Ora, regressando ao OE2021, este peca, em larga medida, por não incluir medidas de estímulo fiscal, por exemplo, à proteção do emprego – beneficiando as empresas que mantêm ou aumentam postos de trabalho –, redução da taxa de IRC ou através do aumento as taxas de benefícios fiscais. Infelizmente o que consta no documento do OE maltrata o setor empresarial, não vai mais além das medidas que foram sendo adotadas durante o ano 2020.
Do lado das famílias, as retenções na fonte do IRS ou o IVAucher terão também eficácia duvidosa. A primeira foi já alvo de duras críticas, uma vez que as simulações indicam situações de aumento de apenas um euro por mês em salários de 750 euros, sendo valores manifestamente marginais. O IVAucher pretende servir de estímulo ao setor da hotelaria e restauração e cultura, mas o atual clima de incerteza, de liberdade coartada a vários níveis compromete o objetivo da medida. Se hotéis, restaurantes e salas de espetáculo tiverem de fechar devido a imposições das regras de saúde então o consumo destes serviços será bastante reduzido.
No fundo, a cedência do governo à esquerda tolda a visão integrada da economia na resposta à crise e, por opção ideológica, condena as empresas e os empresários à sobrevivência, sem grandes expectativas de sucesso. Empresas saudáveis geram mais emprego. Empresas em dificuldades atiram milhares de pessoas para o desemprego.
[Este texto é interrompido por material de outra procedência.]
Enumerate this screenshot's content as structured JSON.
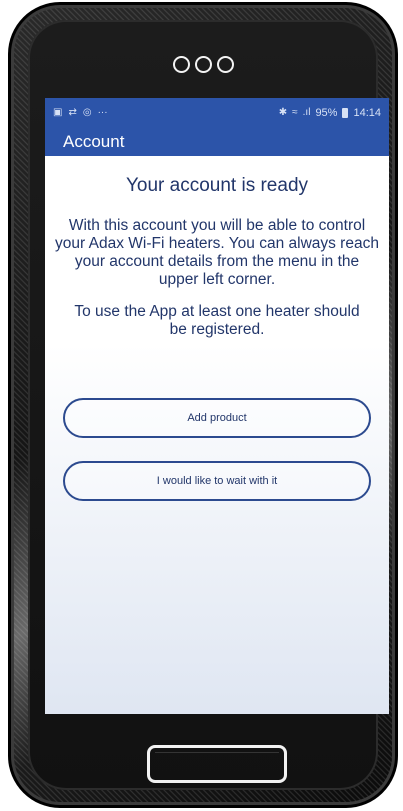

Comecei este texto recorrendo a uma imagem da Fórmula 1, para ilustrar o momento em que vivemos. É um desporto em que cada pessoa tem na equipa uma função específica, do piloto ao mecânico. E o cumprimento dos tempos é fundamental para não comprometer a corrida. Na economia é a mesma coisa. São muitos os desafios no curto-prazo e a recuperação económica o principal. Para dar a curva em segurança e acelerar a recuperação só o podemos fazer com as empresas e não com elas encostadas às boxes.